Through artificial imagination, we understand on the one hand that we do not possess faculties (imagination, intuition, understanding, reason) as our property, but that they are always the fruit of a relational attribution, in subjectivity as well as in intersubjectivity. This is why there is no transparency of faculties to oneself, there is no clarity of consciousness. We also mean the deep and structural solidarity between the materiality of extinction and technological developments, which are also only a material formation (and there is no reason to consider the human will that would preside over their constitution as being outside this materiality).
Behind the voluntarist discourse of innovation, which displays its objectives as so many impossibilities, lies a disnovative impulse: the future does not upset our habits, it is indeed the repetition of the past that could produce the image of a future dislocating the distinction between repetition and difference.
This disnovation, which is the reality of innovation, has taken the form in my artistic work of a research on :
- Dislocation (http://chatonsky.net/category/corpus/dislocation), that is, the relationship between our culture and the ruins.
- Hyperproduction (http://chatonsky.net/category/corpus/hyperproduction), that is to say the capacity of machines to produce more than we can perceive, thereby producing the paradox of a human production of techniques that exceeds the capacities of its “author” and which would seem autonomous.
- Artificial imagination (http://chatonsky.net/category/corpus/ami), i.e. the anteriority of the image over the concept in the game of synthesis and unification of human faculties and technological devices, which has the consequence of applying a relational loop to the transcendental question.
- Extinction (http://chatonsky.net/category/corpus/extinction), i.e., the future understood as the possibility of our collective disappearance suppressing the very capacity to bear witness to disappearance.
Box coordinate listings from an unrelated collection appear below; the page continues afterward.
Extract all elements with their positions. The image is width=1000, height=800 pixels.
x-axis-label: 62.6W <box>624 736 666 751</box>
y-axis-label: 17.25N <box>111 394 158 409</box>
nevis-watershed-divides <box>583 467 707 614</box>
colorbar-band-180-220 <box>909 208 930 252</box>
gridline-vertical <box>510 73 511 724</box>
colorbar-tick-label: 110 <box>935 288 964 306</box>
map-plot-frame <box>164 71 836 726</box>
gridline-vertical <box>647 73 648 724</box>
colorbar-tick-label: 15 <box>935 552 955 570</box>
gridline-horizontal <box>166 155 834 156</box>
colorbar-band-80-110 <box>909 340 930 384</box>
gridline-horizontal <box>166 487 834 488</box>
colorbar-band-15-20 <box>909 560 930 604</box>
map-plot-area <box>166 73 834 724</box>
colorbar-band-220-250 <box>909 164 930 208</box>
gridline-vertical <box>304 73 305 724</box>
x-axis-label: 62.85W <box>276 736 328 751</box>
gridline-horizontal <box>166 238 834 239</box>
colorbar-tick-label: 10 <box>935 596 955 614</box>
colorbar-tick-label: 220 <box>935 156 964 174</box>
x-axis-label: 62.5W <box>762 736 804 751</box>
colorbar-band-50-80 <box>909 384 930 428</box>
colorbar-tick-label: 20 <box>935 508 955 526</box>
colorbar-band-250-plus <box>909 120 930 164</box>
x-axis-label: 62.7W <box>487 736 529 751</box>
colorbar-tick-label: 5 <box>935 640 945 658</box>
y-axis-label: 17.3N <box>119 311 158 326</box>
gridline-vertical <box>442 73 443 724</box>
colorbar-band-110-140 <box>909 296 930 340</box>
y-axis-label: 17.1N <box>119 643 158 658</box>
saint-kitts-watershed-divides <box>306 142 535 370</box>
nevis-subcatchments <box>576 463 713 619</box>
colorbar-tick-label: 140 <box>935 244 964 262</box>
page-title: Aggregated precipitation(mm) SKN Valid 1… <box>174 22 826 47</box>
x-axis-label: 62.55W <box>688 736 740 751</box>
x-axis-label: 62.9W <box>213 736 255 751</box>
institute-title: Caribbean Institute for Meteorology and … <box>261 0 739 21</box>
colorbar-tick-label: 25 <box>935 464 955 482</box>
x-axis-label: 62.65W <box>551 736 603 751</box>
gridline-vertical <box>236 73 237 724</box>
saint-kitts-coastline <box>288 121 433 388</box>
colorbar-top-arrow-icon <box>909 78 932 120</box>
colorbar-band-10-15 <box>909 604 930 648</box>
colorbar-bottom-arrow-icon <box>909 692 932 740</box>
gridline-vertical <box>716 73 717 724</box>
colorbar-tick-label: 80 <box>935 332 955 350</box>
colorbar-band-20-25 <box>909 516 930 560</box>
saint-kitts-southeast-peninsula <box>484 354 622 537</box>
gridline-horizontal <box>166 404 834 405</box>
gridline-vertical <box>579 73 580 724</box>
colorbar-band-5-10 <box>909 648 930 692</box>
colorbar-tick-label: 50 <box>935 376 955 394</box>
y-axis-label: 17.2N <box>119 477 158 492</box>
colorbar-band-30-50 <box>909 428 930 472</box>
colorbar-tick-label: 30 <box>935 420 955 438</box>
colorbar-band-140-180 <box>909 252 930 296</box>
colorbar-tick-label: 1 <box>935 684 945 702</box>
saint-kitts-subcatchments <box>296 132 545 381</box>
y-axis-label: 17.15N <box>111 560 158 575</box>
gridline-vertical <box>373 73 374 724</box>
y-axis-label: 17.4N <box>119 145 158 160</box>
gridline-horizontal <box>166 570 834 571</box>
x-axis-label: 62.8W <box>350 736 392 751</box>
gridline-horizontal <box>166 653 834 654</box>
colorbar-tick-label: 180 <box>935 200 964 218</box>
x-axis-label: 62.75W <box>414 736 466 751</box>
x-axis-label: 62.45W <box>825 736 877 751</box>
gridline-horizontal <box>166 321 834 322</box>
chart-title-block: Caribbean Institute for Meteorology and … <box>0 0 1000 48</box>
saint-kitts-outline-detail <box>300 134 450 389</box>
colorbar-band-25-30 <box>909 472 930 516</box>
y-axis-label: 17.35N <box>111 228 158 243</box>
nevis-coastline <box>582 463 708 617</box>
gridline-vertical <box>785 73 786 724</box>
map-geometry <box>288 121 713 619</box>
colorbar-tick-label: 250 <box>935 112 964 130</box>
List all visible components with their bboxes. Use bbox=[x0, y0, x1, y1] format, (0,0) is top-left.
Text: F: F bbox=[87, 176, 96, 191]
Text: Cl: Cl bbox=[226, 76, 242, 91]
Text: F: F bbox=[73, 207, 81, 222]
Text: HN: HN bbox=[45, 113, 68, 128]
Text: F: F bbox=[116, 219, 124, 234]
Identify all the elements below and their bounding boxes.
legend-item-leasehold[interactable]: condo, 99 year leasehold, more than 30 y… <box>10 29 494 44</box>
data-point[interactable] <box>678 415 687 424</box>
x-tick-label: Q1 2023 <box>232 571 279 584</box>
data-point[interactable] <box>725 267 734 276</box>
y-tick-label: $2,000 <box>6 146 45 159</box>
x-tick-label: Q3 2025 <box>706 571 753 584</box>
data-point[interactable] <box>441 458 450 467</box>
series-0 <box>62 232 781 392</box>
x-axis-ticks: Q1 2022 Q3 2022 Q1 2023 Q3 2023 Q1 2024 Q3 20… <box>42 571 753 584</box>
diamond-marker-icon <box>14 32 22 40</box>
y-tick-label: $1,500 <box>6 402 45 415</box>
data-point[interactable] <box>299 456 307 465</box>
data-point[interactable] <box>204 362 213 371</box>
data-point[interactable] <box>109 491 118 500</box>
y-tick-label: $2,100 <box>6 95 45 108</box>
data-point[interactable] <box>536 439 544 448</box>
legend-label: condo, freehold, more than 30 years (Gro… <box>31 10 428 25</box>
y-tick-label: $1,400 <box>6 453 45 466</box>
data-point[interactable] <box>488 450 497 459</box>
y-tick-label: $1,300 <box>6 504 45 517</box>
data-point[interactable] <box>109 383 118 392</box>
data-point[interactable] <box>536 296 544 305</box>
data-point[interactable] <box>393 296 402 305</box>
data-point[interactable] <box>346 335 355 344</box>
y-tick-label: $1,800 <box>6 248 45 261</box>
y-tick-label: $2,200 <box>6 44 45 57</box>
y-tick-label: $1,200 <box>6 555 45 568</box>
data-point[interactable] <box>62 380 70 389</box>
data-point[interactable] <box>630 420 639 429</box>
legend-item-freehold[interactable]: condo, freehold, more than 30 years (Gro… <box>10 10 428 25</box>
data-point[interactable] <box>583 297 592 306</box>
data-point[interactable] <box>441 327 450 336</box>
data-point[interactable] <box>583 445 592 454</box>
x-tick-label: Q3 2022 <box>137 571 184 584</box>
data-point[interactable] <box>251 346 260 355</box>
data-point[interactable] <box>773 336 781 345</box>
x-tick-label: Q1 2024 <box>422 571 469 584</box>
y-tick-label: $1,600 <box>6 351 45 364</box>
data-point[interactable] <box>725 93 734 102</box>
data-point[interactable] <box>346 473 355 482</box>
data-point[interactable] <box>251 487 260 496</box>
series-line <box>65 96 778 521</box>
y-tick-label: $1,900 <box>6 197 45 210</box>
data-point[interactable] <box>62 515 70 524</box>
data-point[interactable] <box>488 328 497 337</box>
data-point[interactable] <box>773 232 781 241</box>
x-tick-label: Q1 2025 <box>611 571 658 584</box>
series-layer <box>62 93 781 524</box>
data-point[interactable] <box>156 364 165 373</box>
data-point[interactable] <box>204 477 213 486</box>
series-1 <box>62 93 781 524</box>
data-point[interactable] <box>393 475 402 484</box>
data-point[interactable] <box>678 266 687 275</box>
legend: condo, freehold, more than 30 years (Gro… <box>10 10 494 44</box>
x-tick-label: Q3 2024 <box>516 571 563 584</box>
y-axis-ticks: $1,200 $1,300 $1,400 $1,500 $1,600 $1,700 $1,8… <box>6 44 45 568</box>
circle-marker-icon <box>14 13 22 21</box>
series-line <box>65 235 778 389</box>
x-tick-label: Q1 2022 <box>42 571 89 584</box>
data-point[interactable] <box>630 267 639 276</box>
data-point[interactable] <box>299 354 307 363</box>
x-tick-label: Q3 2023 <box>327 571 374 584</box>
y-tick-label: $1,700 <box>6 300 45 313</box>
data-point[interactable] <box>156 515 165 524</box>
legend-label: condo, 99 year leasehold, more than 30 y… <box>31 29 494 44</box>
This quadruple approach has resulted, starting in 2010, in the deployment of an exhibition methodology: placing visitors in the speculative posture of their own extinction, observing machines that seem to work on their own and are like the only traces of our disappearance, in order to return more intensely to the present. In this way we try to develop an aesthetics of separation: if it is possible to give to perceive our absence it is on the one hand that imagination is the first power of synthesis of the faculties and on the other hand that perception is always in tension with the power of unbinding the absolute. This speculative device is not unrelated to the sublime, but while the latter usually places us in front of an external object that is not in proportion to our faculties, with extinction it is ourselves that are at fault: we are missing and we are in a position to imagine this absence. The outside remains impassive, it is neither big nor small, it loses all scale because we speculate on a world without us. The precarious transcendental equilibrium is then thwarted not because of an external change but because of an internal suppression: we will no longer be, not individually but as a species, leaving this disappearance unimagined so that we imagine absence on two levels. The first is the presence to oneself, the second is the possibility of the memory trace that allows temporalization.